Bitcoin Hash Rate Drop Signals 2026 Rally Setup, Says VanEck

Bitcoin Hash Rate Drop Signals 2026 Rally Setup, Says VanEck
This article was prepared using automated systems that process publicly available information. It may contain inaccuracies or omissions and is provided for informational purposes only. Nothing herein constitutes financial, investment, legal, or tax advice.

Introduction

Bitcoin’s network hash rate has dropped 4% amid December selling pressure, marking its steepest decline since April 2024. VanEck’s latest analysis frames this miner stress as a historical bullish setup, with data showing negative hash rate growth often precedes strong 180-day returns. The investment firm points to diverging investor behavior and reduced leverage as groundwork for a potential 2026 rally.

Key Points

  • Bitcoin's 90-day hash rate turning negative has historically led to 180-day forward returns being positive 77% of the time, with average gains of ~72%.
  • Corporate digital asset treasuries added approximately 42,000 BTC in December—their largest accumulation since July—while Bitcoin ETP holdings fell 120 basis points.
  • An estimated 10% of global Bitcoin hash power was removed due to shutdowns in China's Xinjiang region, where authorities redirected energy to AI data centers.
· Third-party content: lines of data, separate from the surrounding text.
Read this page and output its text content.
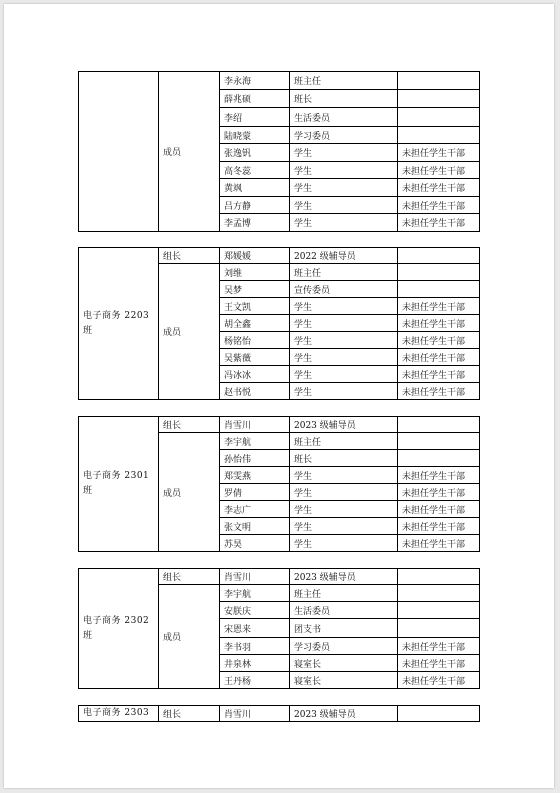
	成员	李永海	班主任	
		薛兆硕	班长	
		李绍	生活委员	
		陆晓蒙	学习委员	
		张逸钒	学生	未担任学生干部
		高冬蕊	学生	未担任学生干部
		黄飒	学生	未担任学生干部
		吕方静	学生	未担任学生干部
		李孟博	学生	未担任学生干部
电子商务 2203
班	组长	郑媛媛	2022 级辅导员	
	成员	刘维	班主任	
		吴梦	宣传委员	
		王文凯	学生	未担任学生干部
		胡全鑫	学生	未担任学生干部
		杨铭怡	学生	未担任学生干部
		吴紫薇	学生	未担任学生干部
		冯冰冰	学生	未担任学生干部
		赵书悦	学生	未担任学生干部
电子商务 2301
班	组长	肖雪川	2023 级辅导员	
	成员	李宇航	班主任	
		孙怡伟	班长	
		郑雯燕	学生	未担任学生干部
		罗倩	学生	未担任学生干部
		李志广	学生	未担任学生干部
		张文明	学生	未担任学生干部
		苏昊	学生	未担任学生干部
电子商务 2302
班	组长	肖雪川	2023 级辅导员	
	成员	李宇航	班主任	
		安朕庆	生活委员	
		宋恩来	团支书	
		李书羽	学习委员	未担任学生干部
		井泉林	寝室长	未担任学生干部
		王丹杨	寝室长	未担任学生干部
电子商务 2303	组长	肖雪川	2023 级辅导员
A Stressful Quarter for Bitcoin Miners and Markets

Bitcoin (BTC) concluded 2025 with a difficult fourth quarter, its weakest since 2018, as selling pressure intensified in December. According to VanEck’s Bitcoin ChainCheck report, the price fell approximately 9% over the past month to hover around $87,000, after briefly trading near $81,000 in late November. This price struggle coincided with a surge in volatility above 45%, the highest level since April, and a sharp cooling in speculative appetite. The report noted that perpetual futures funding slipped to roughly 5% annualized, well below the yearly average, reflecting significantly reduced leverage across derivatives markets.

Against this backdrop, VanEck flagged mounting stress on Bitcoin miners as a key development. The network’s hashing power, measured on a 30-day moving average, recorded its steepest pullback since April 2024, dropping by roughly 4%. Profitability has been squeezed by the lower BTC price and rising competition, with breakeven electricity costs for older-generation miners like the S19 XP dropping to about $0.08 per kWh from $0.12 a year earlier. A significant contributor to the hash rate decline was activity in China’s Xinjiang region, where authorities redirected energy resources. VanEck estimates that shutdowns there may have removed close to 10% of global hash power, as capacity was shifted toward powering artificial intelligence (AI) data centers.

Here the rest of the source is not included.